I hate leaving out any of the cast here either because they’re all great. Jennifer Lawrence’s portrayal of Tiffany is much like Cooper’s performance as Pat; hilarious and sad simultaneously. It’s as though you’re meant to choose how you feel toward them rather than being told. Certain scenes were hilarious to me, yet I got the impression I was disturbing other audience members. Chris Tucker’s role as Pat’s best friend and fellow patient at the hospital who regularly escapes, lies as to what he’s really doing, and routinely brought back are scenes that are welcomed anytime they arrive. Nice to see him in something that isn’t Rush Hour. Now where’s Fifth Element 2: The Adventures of Ruby Rhod?

Many scenes that begin normal enough slowly progress to let you understand that even “normal” people around Pat have all got their own issues, making him seem a little more normal.

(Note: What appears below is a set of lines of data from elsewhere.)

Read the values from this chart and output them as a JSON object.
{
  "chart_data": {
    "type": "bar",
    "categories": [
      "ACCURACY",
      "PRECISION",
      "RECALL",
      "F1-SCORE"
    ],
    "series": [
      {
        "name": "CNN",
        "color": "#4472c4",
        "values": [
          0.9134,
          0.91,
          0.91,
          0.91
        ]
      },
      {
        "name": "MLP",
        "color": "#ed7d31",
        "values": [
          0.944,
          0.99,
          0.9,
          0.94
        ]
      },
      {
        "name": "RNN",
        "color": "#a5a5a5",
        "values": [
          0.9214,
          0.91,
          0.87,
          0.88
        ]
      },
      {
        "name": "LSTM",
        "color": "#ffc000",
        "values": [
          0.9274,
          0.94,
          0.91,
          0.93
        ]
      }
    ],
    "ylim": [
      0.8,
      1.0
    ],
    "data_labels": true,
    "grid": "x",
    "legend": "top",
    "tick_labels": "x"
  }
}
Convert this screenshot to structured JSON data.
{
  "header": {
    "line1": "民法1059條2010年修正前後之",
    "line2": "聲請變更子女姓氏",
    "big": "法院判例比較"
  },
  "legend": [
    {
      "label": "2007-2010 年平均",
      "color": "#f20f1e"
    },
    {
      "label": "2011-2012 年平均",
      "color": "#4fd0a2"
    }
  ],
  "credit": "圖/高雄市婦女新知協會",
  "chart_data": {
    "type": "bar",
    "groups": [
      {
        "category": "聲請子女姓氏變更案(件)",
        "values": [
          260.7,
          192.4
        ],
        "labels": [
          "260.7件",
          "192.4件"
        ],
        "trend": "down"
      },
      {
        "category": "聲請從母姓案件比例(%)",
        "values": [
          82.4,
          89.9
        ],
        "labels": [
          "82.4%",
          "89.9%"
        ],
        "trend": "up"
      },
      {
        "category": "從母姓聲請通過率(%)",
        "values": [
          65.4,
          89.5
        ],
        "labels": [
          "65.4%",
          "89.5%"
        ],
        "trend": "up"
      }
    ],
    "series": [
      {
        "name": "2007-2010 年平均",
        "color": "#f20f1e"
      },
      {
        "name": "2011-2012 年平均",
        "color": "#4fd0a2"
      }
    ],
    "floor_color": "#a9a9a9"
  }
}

John Ortiz’s quiet ramblings on his ways of dealing with stress from married life are unexpected and humorous, giving us the impression his head may explode at any time from all his repression.

The soundtrack is great as well. Music scored by the masterful Danny Elfman is as catchy as the movie itself if while the tracks by Led Zeppelin and Bob Dylan featuring Johnny Cash are placed perfectly in each they accompany. The same can’t be said for every film, many directors seeming to think if you play the song you wanted, there doesn’t need to be a flow for that scene but rather that the song alone just creates it. Not so, Russell seems to get it.

It seems to be getting more and more common for movies similar in tone to Silver Linings to have a “I’m fine just the way I am” message to pass off to viewers. “You’re great, don’t make any changes.” And that might be the part of Silver Linings. While Little Miss Sunshine had the aforementioned attitude which to me approves of laziness and allowance of insecurities, director David O. Russell (Three Kings, The Fighter) seems to send more of a message telling us to acknowledge our screw-ups and move forward. You’re not fine the way you are, and working out a plan to better yourself is a fine idea.

Great acting, movement, upbeat characters in a downbeat story. We’re usually given the opposite in films like this: depressed characters in a story told with a light mood, giving the story a cynical tone. Flipping the cliche, Russell gives us something to make us laugh as well as learn from.